Colère de l’opposition et de la société civile

Les réactions n’ont pas tardé. Plusieurs formations politiques ont menacé de boycotter le scrutin si le gouvernement ne revient pas sur sa décision. Le Collectif pour la Démocratie et la Transparence Électorale (CODET) a, de son côté, dénoncé une « violation flagrante de la Constitution » et appelé à une « mobilisation citoyenne » pour exiger le respect de la loi fondamentale.

« Ce qui est en jeu, ce n’est pas seulement une élection, mais la restauration de la confiance du peuple guinéen dans ses institutions », souligne le mouvement dans un communiqué.

Une présidentielle cruciale pour la transition

Depuis le coup d’État militaire de septembre 2021, la Guinée vit sous un régime de transition conduit par le général Mamadi Doumbouya.
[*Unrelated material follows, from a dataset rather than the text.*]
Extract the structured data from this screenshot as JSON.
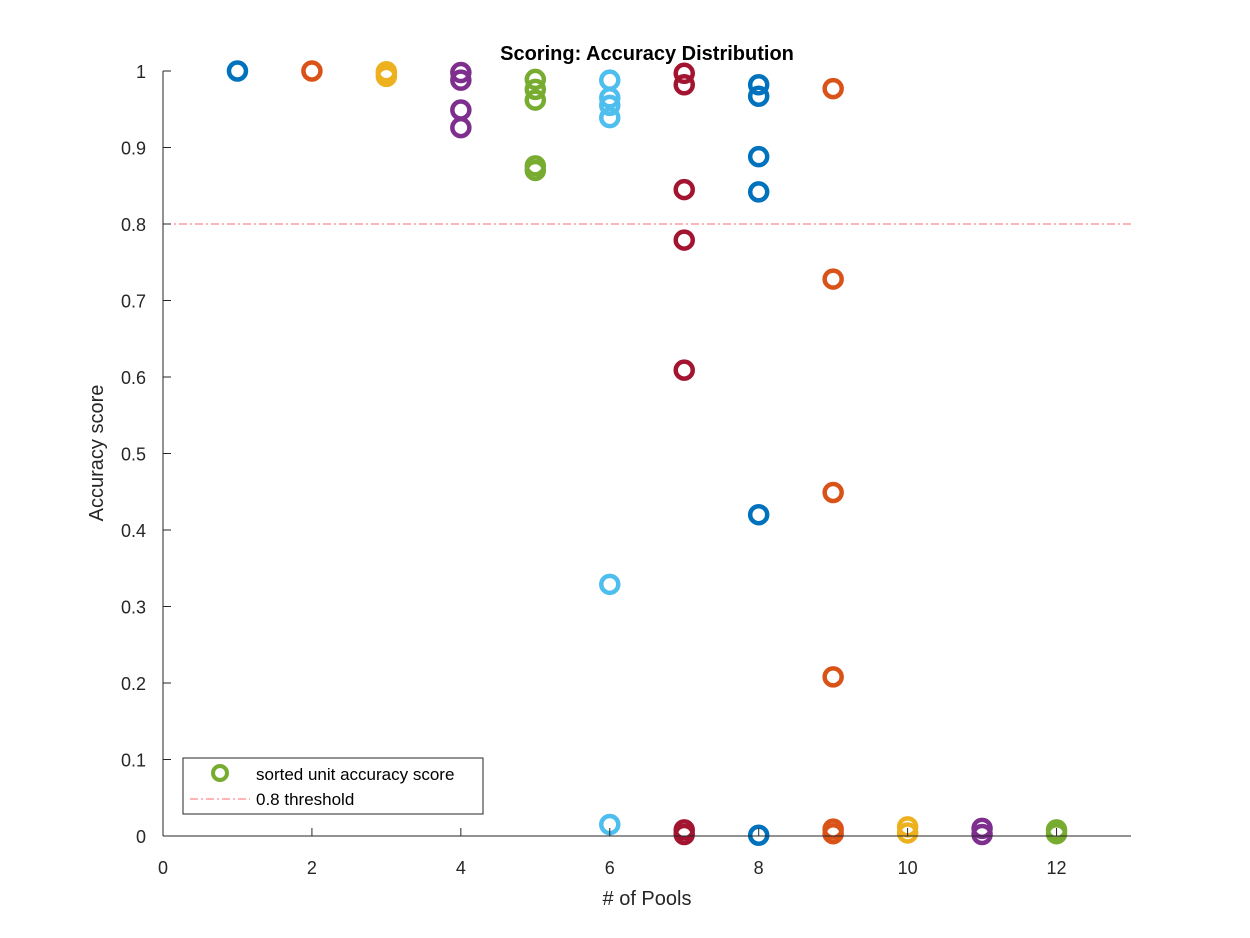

La présidentielle de décembre 2025 est censée marquer le retour à un pouvoir civil et la fin de cette période d’exception.
Mais cette nouvelle controverse pourrait fragiliser le processus. Certains observateurs craignent déjà un climat de méfiance généralisée, voire une escalade des tensions politiques à l’approche du vote.

Sur le plan financier, le gouvernement entend assumer seul les coûts du scrutin. « L’État guinéen se réapproprie sa souveraineté dans ce domaine », a déclaré Ousmane Gaoual Diallo. Aucun chiffre précis n’a été communiqué, mais le porte-parole affirme que « la Guinée ne fera pas appel à l’aide extérieure », préférant mobiliser ses propres ressources.
Cette volonté d’autonomie financière, saluée par certains comme un signe de souveraineté, est jugée par d’autres comme un risque supplémentaire d’opacité dans l’organisation des élections.

Une étape décisive sous haute surveillance

Les partenaires internationaux, CEDEAO, Union africaine et Nations unies, suivent de près l’évolution de la situation. Tous ont déjà joué un rôle majeur dans la médiation entre la junte et les acteurs politiques guinéens depuis 2021.

Leur réaction à la désignation de la DGE pourrait être déterminante pour la suite du processus électoral. Si la Guinée échoue à garantir un scrutin crédible, la transition démocratique pourrait perdre toute légitimité, ravivant le spectre d’une nouvelle crise politique.